Simple Linear Regression

In statistics, econometrics and automatic learning, a linear regression model is a regression model that seeks to establish a linear relationship between a variable, called explained, and one or more variables, called explanatory variables.

It is also called a linear model or a linear regression model.

Among the models of linear regression, the simplest is the affine fit. This consists in finding the right line to explain the behavior of a statistic variable y as an affine function of another statistic variable x.

In general, the linear regression model designates a model in which the conditional expectation of y knowing x is an affine transformation in the parameters. However, we can also consider models in which it is the conditional median of y where x or any quantile of the distribution of y knowing x which is an affine transformation in the parameters.

The linear regression model is often estimated by the least squares method but there are also many other methods for estimating this model. We can estimate the model by maximum likelihood or by Bayesian inference.

Although they are often presented together, the linear and least squares models do not refer to the same thing. The linear model designates a class of models that can be estimated by a large number of methods, and the least squares method is an estimation method. It can be used to estimate different types of models.
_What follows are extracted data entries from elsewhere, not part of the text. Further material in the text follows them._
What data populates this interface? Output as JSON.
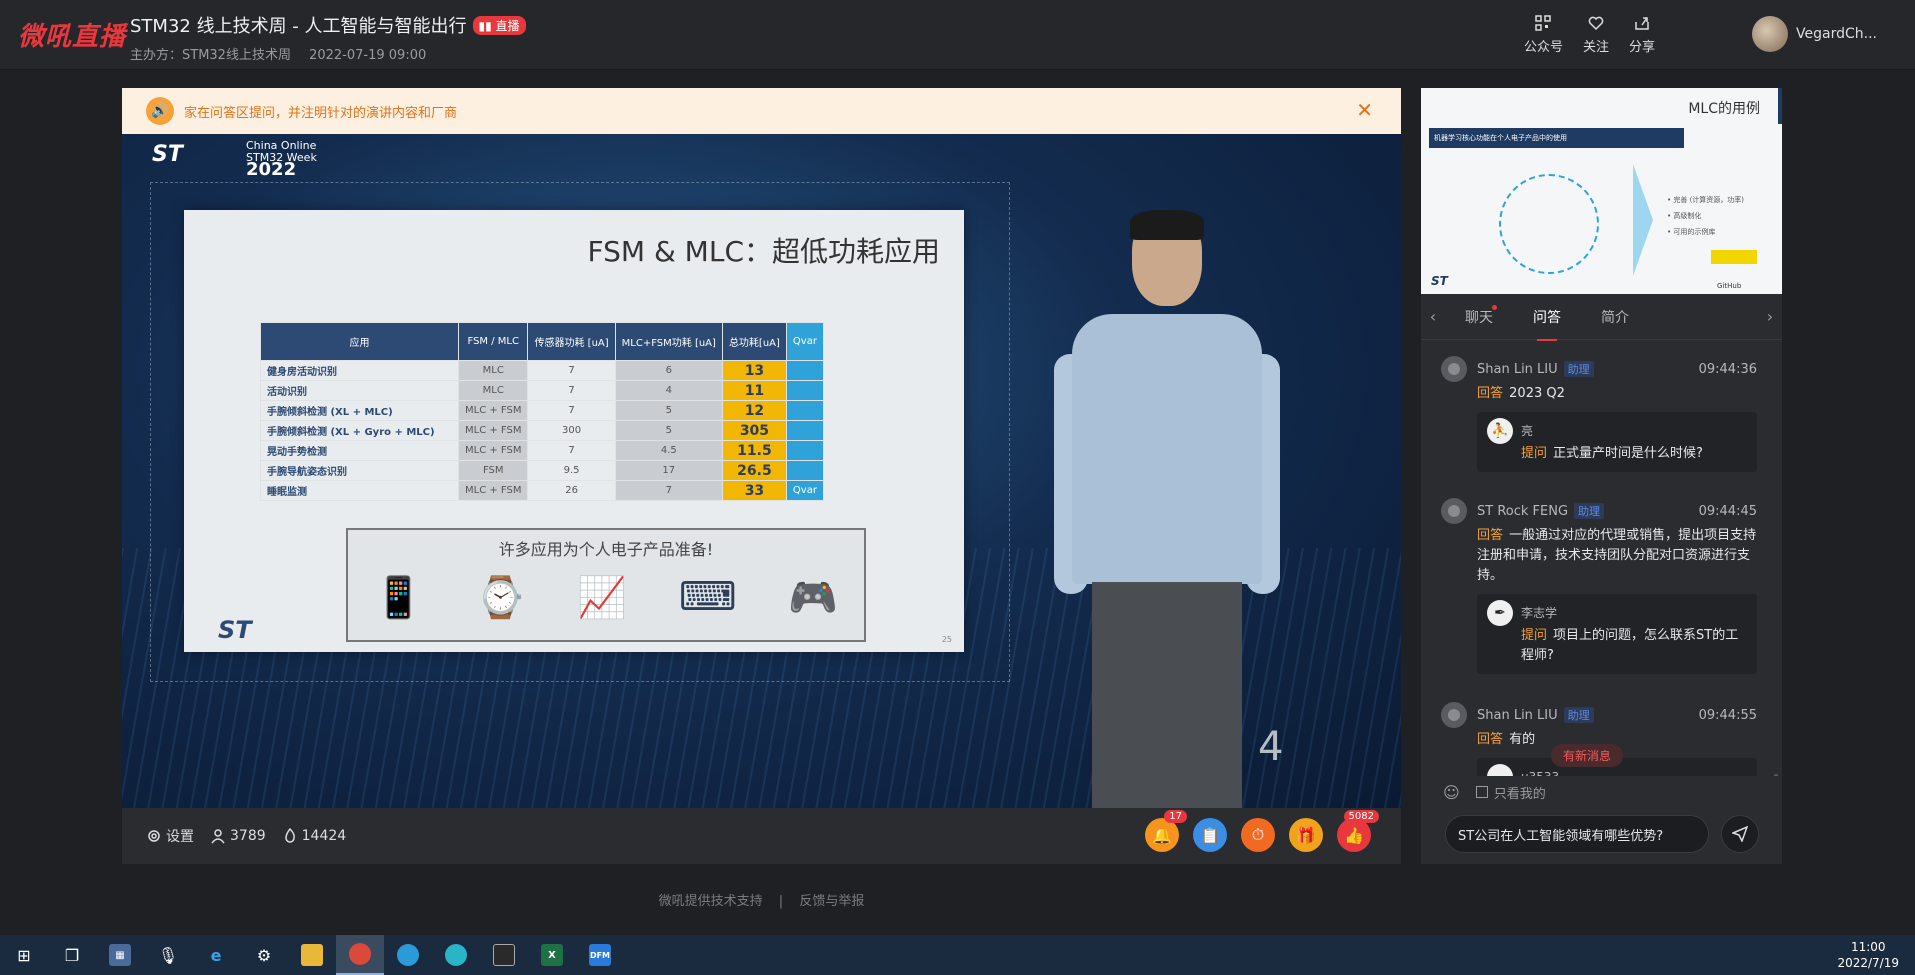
{
  "header": {
    "logo": "微吼直播",
    "title": "STM32 线上技术周 - 人工智能与智能出行",
    "live_badge": "直播",
    "host": "主办方：STM32线上技术周",
    "date": "2022-07-19 09:00",
    "actions": [
      {
        "label": "公众号",
        "icon": "qrcode-icon"
      },
      {
        "label": "关注",
        "icon": "heart-icon"
      },
      {
        "label": "分享",
        "icon": "share-icon"
      }
    ],
    "username": "VegardCh..."
  },
  "notice": {
    "text": "家在问答区提问，并注明针对的演讲内容和厂商"
  },
  "video": {
    "st_logo": "ST",
    "event_line1": "China Online",
    "event_line2": "STM32 Week",
    "event_year": "2022",
    "slide": {
      "title": "FSM & MLC：超低功耗应用",
      "headers": [
        "应用",
        "FSM / MLC",
        "传感器功耗 [uA]",
        "MLC+FSM功耗 [uA]",
        "总功耗[uA]",
        "Qvar"
      ],
      "rows": [
        {
          "app": "健身房活动识别",
          "mode": "MLC",
          "sensor": "7",
          "mlc": "6",
          "total": "13",
          "extra": ""
        },
        {
          "app": "活动识别",
          "mode": "MLC",
          "sensor": "7",
          "mlc": "4",
          "total": "11",
          "extra": ""
        },
        {
          "app": "手腕倾斜检测 (XL + MLC)",
          "mode": "MLC + FSM",
          "sensor": "7",
          "mlc": "5",
          "total": "12",
          "extra": ""
        },
        {
          "app": "手腕倾斜检测 (XL + Gyro + MLC)",
          "mode": "MLC + FSM",
          "sensor": "300",
          "mlc": "5",
          "total": "305",
          "extra": ""
        },
        {
          "app": "晃动手势检测",
          "mode": "MLC + FSM",
          "sensor": "7",
          "mlc": "4.5",
          "total": "11.5",
          "extra": ""
        },
        {
          "app": "手腕导航姿态识别",
          "mode": "FSM",
          "sensor": "9.5",
          "mlc": "17",
          "total": "26.5",
          "extra": ""
        },
        {
          "app": "睡眠监测",
          "mode": "MLC + FSM",
          "sensor": "26",
          "mlc": "7",
          "total": "33",
          "extra": "Qvar"
        }
      ],
      "box_title": "许多应用为个人电子产品准备!",
      "devices": [
        "📱",
        "⌚",
        "📈",
        "⌨",
        "🎮"
      ],
      "st_logo": "ST",
      "page_num": "25"
    },
    "corner_number": "4"
  },
  "controls": {
    "settings_label": "设置",
    "viewers": "3789",
    "likes": "14424",
    "actions": [
      {
        "name": "bell",
        "glyph": "🔔",
        "badge": "17"
      },
      {
        "name": "clip",
        "glyph": "📋",
        "badge": ""
      },
      {
        "name": "timer",
        "glyph": "⏱",
        "badge": ""
      },
      {
        "name": "gift",
        "glyph": "🎁",
        "badge": ""
      },
      {
        "name": "like",
        "glyph": "👍",
        "badge": "5082"
      }
    ]
  },
  "footer": {
    "support": "微吼提供技术支持",
    "separator": "|",
    "report": "反馈与举报"
  },
  "side": {
    "pip": {
      "title": "MLC的用例",
      "bar": "机器学习核心功能在个人电子产品中的使用",
      "list": [
        "• 完善 (计算资源，功率)",
        "• 高级制化",
        "• 可用的示例库"
      ],
      "st_logo": "ST",
      "github": "GitHub"
    },
    "tabs": [
      "聊天",
      "问答",
      "简介"
    ],
    "qa": [
      {
        "name": "Shan Lin LIU",
        "role": "助理",
        "time": "09:44:36",
        "answer_tag": "回答",
        "answer": "2023 Q2",
        "q_user": "亮",
        "q_tag": "提问",
        "question": "正式量产时间是什么时候?"
      },
      {
        "name": "ST Rock FENG",
        "role": "助理",
        "time": "09:44:45",
        "answer_tag": "回答",
        "answer": "一般通过对应的代理或销售，提出项目支持注册和申请，技术支持团队分配对口资源进行支持。",
        "q_user": "李志学",
        "q_tag": "提问",
        "question": "项目上的问题，怎么联系ST的工程师?"
      },
      {
        "name": "Shan Lin LIU",
        "role": "助理",
        "time": "09:44:55",
        "answer_tag": "回答",
        "answer": "有的",
        "q_user": "u3533",
        "q_tag": "",
        "question": ""
      }
    ],
    "new_message": "有新消息",
    "only_mine": "只看我的",
    "input_value": "ST公司在人工智能领域有哪些优势?"
  },
  "taskbar": {
    "time": "11:00",
    "date": "2022/7/19"
  }
}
Basically, a linear regression consists in defining a line that fits the best a set of points. When the points are located in a two dimensional space, it is called Simple Linear Regression. Since the formula that defines a line is y=a.x + b the linear regression process finds the values of the constants a and b that defines a line corresponding to a best compromise between all the given points. Basically, to find a best compromise the Linear Regression method draws a huge amount of lines ‘f’ and for each of them is computed the sum of (y_i – f(x_i))² over all couples (x_i, y_i) given in the dataset, where y_i is the observed value of the dependent variable for x_i and f(x_i) is the predicted value for x_i. Then the method choose the line whose sum is of minimum value among all the lines drawn.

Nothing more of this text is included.